To evaluate this expression: ||x - 2y||
focus on one thing at a time.

1. Evaluate x - 2y. This is a vector in R3. It is NOT the difference of two numbers.
2. Calculate the maximum norm of this vector.
I guarantee that people will be more impressed by something that makes sense, over something that makes no sense, but isn't quite as pretty. Certainly it's nice to have both, but if you have to choose, lean toward getting the mathematics right.

Besides, and I've said this before to you, posts with lots and lots of LaTeX take an inordinate amount of time to load in some browsers, and that ticks me off when it takes forever for a page to load. For that reason I tend to use LaTeX only where I need to use it.

11. Mar 6, 2012

### Fredrik

Staff Emeritus
Is that really still a problem? Some old version of IE (that very few people use) had problems before, but I thought it was fixed by the recent upgrade of MathJax. I'm using Firefox, and I've never had any problems.

12. Mar 6, 2012

### Staff: Mentor

Yes, it's still a problem in IE9, which is not an old version.

13. Mar 6, 2012

### bugatti79

1) $x-2y=(x_1-2y_1, x_2-2y_2, x_3-2y_3)$

2)$\|x-2y\|_\infty=max (x_1-2y_1, x_2-2y_2, x_3-2y_3)$ for i=1,2,3

$=(8, -9, 3)$

$=8$?

14. Mar 6, 2012

### Staff: Mentor

= ? You are given specific vectors.
You haven't taken the max norm yet, so why did that go away?
No, but at least you're not committing grievous errors.

The max norm is the maximum |xi|, for i = 1, 2, 3.

15. Mar 6, 2012

### Fredrik

Staff Emeritus
This is a good start. Edit: But as Mark said, you were given specific vectors x and y, so you should use the numbers you've been given.

This notation is weird. The words "for i=1,2,3" add no information. Either write $\max_{i\in\{1,2,3\}}\{|x_i-2y_i|\}$ or $\max\{|x_1-2y_1|,|x_2-2y_2|,|x_3-2y_3|\}$.

A real number is never equal to a triple of real numbers.
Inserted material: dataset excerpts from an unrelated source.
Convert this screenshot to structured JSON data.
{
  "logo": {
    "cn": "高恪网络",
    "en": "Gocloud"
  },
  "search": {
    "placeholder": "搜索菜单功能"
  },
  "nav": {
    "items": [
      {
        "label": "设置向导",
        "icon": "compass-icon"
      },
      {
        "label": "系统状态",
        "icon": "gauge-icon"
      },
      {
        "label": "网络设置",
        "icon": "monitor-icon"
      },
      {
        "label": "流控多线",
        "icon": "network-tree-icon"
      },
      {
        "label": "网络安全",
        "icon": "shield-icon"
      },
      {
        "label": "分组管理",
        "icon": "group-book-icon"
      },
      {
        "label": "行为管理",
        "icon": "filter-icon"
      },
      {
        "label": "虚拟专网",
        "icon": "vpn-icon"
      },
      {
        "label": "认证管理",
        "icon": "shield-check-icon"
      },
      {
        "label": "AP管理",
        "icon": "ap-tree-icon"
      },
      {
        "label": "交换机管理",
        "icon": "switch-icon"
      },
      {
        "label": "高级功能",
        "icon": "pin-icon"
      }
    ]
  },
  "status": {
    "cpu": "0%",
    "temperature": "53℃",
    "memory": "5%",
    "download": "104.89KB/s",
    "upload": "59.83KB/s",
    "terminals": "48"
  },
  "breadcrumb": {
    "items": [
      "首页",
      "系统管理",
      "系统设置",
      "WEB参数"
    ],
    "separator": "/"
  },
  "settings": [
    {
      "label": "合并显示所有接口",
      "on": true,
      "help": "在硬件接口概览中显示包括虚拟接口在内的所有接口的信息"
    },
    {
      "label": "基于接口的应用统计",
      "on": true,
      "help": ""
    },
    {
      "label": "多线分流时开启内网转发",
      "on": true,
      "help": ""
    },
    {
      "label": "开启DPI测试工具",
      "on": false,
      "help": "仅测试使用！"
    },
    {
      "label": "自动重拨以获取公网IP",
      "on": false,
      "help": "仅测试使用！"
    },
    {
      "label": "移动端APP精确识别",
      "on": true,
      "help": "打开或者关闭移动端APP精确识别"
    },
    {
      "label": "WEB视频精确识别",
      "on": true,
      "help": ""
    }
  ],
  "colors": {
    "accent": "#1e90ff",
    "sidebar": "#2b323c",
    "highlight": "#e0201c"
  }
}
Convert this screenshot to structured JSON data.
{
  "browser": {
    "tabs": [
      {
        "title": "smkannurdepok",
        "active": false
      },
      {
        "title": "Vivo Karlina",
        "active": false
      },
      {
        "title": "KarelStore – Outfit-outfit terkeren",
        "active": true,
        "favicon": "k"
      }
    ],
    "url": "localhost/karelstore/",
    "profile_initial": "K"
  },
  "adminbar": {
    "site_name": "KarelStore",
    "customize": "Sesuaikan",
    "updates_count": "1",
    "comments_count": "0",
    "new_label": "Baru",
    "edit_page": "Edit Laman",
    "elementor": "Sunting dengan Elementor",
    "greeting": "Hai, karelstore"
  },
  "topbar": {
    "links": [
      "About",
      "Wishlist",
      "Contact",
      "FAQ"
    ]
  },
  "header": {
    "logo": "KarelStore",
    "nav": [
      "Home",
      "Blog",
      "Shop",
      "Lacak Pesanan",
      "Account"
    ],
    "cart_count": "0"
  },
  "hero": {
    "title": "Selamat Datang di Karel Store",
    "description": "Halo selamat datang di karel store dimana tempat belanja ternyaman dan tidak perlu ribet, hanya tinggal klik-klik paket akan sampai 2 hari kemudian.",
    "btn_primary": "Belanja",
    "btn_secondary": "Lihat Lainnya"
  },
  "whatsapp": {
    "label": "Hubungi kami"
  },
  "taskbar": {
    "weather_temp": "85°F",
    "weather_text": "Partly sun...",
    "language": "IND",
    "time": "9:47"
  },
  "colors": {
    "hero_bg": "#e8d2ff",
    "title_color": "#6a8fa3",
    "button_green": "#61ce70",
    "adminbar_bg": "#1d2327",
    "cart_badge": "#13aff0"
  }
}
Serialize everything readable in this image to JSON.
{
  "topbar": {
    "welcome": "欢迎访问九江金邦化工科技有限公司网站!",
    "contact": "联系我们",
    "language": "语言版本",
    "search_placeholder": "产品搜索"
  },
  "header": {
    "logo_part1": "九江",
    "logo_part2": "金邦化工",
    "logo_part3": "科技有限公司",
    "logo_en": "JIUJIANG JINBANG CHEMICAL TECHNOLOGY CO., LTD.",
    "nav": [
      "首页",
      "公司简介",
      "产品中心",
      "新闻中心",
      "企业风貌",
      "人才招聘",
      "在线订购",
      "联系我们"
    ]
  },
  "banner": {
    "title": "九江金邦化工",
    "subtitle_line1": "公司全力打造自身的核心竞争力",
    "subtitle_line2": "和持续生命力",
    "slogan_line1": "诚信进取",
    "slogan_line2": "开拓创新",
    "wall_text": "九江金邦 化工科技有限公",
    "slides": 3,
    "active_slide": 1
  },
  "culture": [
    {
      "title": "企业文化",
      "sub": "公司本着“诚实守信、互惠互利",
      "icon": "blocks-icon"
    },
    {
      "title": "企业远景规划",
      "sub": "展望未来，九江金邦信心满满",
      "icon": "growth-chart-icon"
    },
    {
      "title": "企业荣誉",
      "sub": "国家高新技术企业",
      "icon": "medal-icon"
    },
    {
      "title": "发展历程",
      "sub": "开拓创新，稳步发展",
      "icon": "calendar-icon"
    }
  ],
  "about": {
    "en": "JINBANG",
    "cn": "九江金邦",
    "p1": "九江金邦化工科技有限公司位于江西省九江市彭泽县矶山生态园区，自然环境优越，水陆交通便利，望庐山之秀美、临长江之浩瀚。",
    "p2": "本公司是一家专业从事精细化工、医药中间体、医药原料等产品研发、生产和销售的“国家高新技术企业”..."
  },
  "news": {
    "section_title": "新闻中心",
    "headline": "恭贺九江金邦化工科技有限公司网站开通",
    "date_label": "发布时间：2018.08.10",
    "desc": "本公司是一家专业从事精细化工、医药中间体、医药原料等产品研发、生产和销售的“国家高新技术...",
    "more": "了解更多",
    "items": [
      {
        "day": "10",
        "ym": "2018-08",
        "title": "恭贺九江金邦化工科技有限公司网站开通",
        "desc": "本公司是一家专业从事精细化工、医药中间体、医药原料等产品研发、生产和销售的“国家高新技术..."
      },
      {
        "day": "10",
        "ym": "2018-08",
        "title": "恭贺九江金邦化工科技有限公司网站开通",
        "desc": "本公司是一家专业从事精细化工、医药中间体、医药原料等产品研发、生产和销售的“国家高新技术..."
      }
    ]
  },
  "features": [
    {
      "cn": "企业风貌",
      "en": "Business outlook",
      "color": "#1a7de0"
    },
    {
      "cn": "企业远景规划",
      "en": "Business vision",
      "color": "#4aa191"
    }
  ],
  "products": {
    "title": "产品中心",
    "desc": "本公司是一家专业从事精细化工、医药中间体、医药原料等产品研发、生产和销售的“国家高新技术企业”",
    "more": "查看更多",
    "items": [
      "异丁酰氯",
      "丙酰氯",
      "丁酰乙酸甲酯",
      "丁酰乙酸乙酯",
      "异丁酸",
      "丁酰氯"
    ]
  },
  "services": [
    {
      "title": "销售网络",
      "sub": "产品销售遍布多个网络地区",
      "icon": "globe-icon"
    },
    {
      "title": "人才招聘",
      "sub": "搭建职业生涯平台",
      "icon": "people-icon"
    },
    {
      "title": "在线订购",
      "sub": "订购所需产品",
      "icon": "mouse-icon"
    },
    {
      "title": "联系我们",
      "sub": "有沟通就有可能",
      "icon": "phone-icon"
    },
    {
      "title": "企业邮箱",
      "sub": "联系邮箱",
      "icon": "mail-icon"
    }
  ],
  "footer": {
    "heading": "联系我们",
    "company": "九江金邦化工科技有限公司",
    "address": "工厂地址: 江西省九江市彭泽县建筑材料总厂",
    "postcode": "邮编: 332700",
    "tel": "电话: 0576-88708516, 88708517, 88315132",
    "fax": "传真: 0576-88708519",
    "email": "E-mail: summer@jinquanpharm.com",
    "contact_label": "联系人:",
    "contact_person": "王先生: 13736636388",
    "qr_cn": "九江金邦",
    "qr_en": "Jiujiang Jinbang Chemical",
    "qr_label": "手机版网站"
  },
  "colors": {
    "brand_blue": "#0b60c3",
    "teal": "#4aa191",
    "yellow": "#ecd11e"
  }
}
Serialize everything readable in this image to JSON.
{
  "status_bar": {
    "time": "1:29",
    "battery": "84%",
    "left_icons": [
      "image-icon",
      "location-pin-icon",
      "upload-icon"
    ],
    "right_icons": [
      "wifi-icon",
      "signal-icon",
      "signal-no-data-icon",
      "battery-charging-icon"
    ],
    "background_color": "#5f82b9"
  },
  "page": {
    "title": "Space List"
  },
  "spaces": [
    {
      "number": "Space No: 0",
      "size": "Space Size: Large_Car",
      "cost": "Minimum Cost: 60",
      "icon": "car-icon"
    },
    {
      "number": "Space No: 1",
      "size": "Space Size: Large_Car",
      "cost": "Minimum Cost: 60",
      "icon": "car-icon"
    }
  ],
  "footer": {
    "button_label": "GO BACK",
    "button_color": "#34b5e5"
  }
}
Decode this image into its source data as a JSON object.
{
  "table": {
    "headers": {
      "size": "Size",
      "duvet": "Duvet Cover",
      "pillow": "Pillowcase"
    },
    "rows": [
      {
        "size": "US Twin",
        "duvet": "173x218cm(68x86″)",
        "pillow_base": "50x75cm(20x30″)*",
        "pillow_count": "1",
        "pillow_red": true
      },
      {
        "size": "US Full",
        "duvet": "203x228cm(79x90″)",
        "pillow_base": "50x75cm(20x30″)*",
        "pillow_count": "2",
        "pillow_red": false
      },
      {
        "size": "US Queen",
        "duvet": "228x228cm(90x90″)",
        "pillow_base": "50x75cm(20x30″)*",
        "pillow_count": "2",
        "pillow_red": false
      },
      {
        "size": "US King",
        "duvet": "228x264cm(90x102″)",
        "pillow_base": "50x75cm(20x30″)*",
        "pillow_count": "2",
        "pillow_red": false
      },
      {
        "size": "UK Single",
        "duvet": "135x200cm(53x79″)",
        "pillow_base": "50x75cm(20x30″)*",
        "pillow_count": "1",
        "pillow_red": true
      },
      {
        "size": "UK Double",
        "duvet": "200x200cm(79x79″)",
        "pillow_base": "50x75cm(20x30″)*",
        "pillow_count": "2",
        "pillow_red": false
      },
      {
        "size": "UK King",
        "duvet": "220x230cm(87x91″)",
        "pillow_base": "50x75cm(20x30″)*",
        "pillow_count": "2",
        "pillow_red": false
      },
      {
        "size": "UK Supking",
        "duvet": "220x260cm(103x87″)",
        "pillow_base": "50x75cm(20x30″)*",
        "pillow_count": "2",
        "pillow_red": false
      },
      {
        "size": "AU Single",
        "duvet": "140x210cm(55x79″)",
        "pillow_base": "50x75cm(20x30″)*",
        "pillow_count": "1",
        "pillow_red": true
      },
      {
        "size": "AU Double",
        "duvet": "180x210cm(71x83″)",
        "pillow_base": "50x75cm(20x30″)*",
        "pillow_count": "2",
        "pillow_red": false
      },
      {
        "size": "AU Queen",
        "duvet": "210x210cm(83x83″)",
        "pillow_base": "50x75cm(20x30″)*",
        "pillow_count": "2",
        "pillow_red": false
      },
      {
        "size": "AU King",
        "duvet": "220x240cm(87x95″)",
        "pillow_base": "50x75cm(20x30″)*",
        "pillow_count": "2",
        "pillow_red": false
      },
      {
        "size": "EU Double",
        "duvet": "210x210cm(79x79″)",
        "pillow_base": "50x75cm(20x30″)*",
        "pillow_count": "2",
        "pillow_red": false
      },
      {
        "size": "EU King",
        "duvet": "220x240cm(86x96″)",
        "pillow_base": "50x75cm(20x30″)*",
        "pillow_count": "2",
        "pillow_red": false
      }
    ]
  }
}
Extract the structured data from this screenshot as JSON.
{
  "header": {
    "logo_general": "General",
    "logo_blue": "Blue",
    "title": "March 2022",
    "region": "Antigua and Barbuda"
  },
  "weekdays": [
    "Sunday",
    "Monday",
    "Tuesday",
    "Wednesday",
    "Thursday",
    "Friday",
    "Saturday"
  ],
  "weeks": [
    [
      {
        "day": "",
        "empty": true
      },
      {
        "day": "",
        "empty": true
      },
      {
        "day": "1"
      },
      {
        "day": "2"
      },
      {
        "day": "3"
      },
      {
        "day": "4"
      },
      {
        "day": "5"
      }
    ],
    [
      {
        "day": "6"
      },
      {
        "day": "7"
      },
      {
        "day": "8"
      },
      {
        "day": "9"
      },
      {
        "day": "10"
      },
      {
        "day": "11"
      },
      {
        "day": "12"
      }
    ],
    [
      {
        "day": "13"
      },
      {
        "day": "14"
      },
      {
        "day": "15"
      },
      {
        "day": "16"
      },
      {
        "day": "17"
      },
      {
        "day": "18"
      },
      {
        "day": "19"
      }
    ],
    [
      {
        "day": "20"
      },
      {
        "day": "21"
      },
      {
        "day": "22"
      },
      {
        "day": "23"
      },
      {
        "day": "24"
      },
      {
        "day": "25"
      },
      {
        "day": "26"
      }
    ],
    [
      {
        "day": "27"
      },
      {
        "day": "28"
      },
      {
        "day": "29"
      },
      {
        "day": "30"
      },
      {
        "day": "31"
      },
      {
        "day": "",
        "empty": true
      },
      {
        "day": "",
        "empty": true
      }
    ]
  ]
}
A triple of real numbers is never equal to a real number. Also, you seem to have forgotten about the absolute value symbols in the definition of $\|\ \|_\infty$.

16. Mar 6, 2012

### bugatti79

It is equal to (8,-9,3)

So the maximum norm is 9?

Not sure I follow what you are trying to say.

17. Mar 6, 2012

### Staff: Mentor

It's not clear to me what "it" refers to.

||<8, -9, 3>|| = 9
What Fredrik was saying is that you are saying that incomparable things are equal. A vector is not a number; the norm of a vector is a number. You can't compare (i.e., with =) a vector with a number.

Boiled down a bit, what you said was
||<x1 - 2y1, x2 - 2y2, x3 - 2y3>|| = <8, -9, 3> = 8

The first thing above is a number. The second thing is a vector. The third thing is a number. Again, a number can never be equal to a vector in R3 and vice-versa.

Also notice that I used no LaTeX in the above.

18. Mar 6, 2012

### bugatti79

Ok, one of my problems is that I'm very sloppy with definitions. I need to buckle up.

Thanks, at least this thread is finish.

19. Mar 6, 2012

### Fredrik

Staff Emeritus
OK, since we have arrived at the correct final result (but still no acceptable way of arriving at that result), I will show you how you should have done this.

Since x = (2,-5,3) and y = (-3, 2,0), we have x-2y=(2,-5,3)-2(-3,2,0)=(8,-9,3). So
$$\|x-2y\|_\infty=\|(8,-9,3)\|_\infty=\max\big\{|8|,\,|-9|,\,|3|\big\}=9.$$ As you can see, this is a trivial problem if you just use the definitions and do one thing at a time.

20. Mar 6, 2012

### Staff: Mentor

And it wouldn't hurt to spend some time reviewing vector algebra. It doesn't seem that you have a good handle on that area, which is preventing you from making progress in the area you're currently studying.